Avant la campagne électorale je voudrais vous inviter dans mon village mabula au sud de la rivière dufula, je me ferais un plaisir de vous recevoir en tant que dirigeant du pays.


Vous découvrirez une Salade Mam Simbu au safoutiers( atangas), casserole poulet, une sauce bikandu, majaga turbo, tsombi sur son canapé, tomates beignets cervelles , comme vous aimez la viande des blancs je ne manquerais pas de vous servir un steak du ranch de la Nyanga. Une Sauce noire enragée d' antilope avec patates douces, machoirons à l'étouffé poché dans la sauce d'odika, Poulet braisé façon chef Paul Muketou accompagnements vous auriez le choix entre boulettes d'ignames soit jaune, blanches, violettes, ou la fameuse boulettes de bananes de taro "fouga majister".
Je sais que vous apprecierez en entr
ée chaude ma purée de taro a l'arrachide a la briade. En dessert un gateau aux oeufs de fourmis avec milles feuilles framboises.

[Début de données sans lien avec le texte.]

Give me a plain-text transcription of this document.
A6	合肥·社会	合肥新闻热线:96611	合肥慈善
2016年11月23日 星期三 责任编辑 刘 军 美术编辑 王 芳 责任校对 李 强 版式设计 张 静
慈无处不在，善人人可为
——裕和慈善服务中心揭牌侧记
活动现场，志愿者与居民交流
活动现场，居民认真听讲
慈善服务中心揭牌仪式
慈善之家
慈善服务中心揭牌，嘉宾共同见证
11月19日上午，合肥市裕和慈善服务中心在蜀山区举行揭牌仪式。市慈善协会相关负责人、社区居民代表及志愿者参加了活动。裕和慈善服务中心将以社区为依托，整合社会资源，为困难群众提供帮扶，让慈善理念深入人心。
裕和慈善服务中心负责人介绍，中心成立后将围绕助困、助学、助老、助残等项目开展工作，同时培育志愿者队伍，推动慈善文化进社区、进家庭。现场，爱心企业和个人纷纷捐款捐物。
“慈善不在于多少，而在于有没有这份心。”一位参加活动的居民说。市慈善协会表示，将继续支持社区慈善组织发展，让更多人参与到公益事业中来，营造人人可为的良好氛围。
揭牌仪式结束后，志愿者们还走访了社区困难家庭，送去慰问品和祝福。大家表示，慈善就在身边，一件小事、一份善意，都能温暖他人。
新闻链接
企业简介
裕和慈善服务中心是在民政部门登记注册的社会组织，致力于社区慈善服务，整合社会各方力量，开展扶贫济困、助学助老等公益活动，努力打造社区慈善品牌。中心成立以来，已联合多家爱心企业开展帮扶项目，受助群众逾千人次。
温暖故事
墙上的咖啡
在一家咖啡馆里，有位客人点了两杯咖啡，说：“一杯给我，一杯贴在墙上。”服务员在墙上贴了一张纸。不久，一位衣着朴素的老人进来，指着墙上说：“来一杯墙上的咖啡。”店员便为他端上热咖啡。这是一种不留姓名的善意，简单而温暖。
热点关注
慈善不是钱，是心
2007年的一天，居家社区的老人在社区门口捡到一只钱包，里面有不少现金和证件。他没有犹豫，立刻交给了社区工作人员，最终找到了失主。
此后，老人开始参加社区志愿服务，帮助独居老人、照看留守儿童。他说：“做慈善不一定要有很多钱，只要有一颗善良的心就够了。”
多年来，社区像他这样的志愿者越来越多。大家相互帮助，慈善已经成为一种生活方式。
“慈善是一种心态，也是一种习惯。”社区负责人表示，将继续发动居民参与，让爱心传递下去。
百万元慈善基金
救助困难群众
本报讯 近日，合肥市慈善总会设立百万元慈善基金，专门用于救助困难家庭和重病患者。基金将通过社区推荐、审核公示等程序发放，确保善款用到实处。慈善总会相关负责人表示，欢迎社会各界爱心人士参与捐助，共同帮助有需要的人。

En dessert vous apprécierez mes tartes molvinoises.
Le tout arrosé soit par un malamba, un mussungu, un mangrocomem dry gin, ou un avec vin rouge petit mab' de la vielle cantine de mon grand oncle seule les connaisseurs peuvent faire la différence .

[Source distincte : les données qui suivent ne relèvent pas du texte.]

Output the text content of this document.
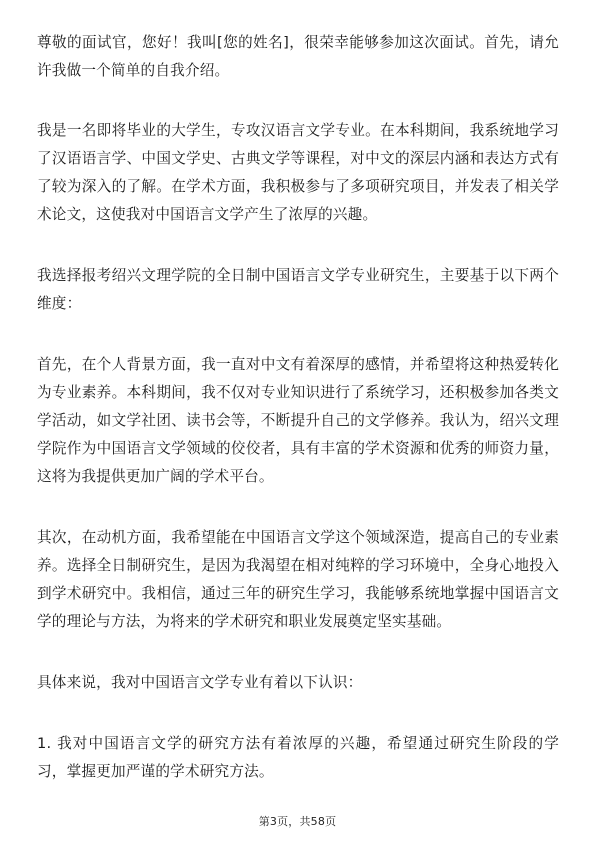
尊敬的面试官，您好！我叫[您的姓名]，很荣幸能够参加这次面试。首先，请允许我做一个简单的自我介绍。

我是一名即将毕业的大学生，专攻汉语言文学专业。在本科期间，我系统地学习了汉语语言学、中国文学史、古典文学等课程，对中文的深层内涵和表达方式有了较为深入的了解。在学术方面，我积极参与了多项研究项目，并发表了相关学术论文，这使我对中国语言文学产生了浓厚的兴趣。

我选择报考绍兴文理学院的全日制中国语言文学专业研究生，主要基于以下两个维度：

首先，在个人背景方面，我一直对中文有着深厚的感情，并希望将这种热爱转化为专业素养。本科期间，我不仅对专业知识进行了系统学习，还积极参加各类文学活动，如文学社团、读书会等，不断提升自己的文学修养。我认为，绍兴文理学院作为中国语言文学领域的佼佼者，具有丰富的学术资源和优秀的师资力量，这将为我提供更加广阔的学术平台。

其次，在动机方面，我希望能在中国语言文学这个领域深造，提高自己的专业素养。选择全日制研究生，是因为我渴望在相对纯粹的学习环境中，全身心地投入到学术研究中。我相信，通过三年的研究生学习，我能够系统地掌握中国语言文学的理论与方法，为将来的学术研究和职业发展奠定坚实基础。

具体来说，我对中国语言文学专业有着以下认识：

1. 我对中国语言文学的研究方法有着浓厚的兴趣，希望通过研究生阶段的学习，掌握更加严谨的学术研究方法。

第3页，共58页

Pour vous relaxer un tout petit peu une partie de chasse à Doussala avec mon calibre 12 Henri Pieper: 6 mm.28" juxtaposés, Date de brevet : 1881. laissé par mon défunt grand père Nzamba.

Monsieur le ministre, vous voyez que je ne vous déteste pas , je souhaiterais amicalement que nous échangions autour d' un petit feu de bois accompagné des fourous des bananiers sur l'économie,le droit, votre vision du Gabon de demain, un peu des traditions et coutumes du pays , géographie, question du moyen Orient, nouvelles technologie et global market.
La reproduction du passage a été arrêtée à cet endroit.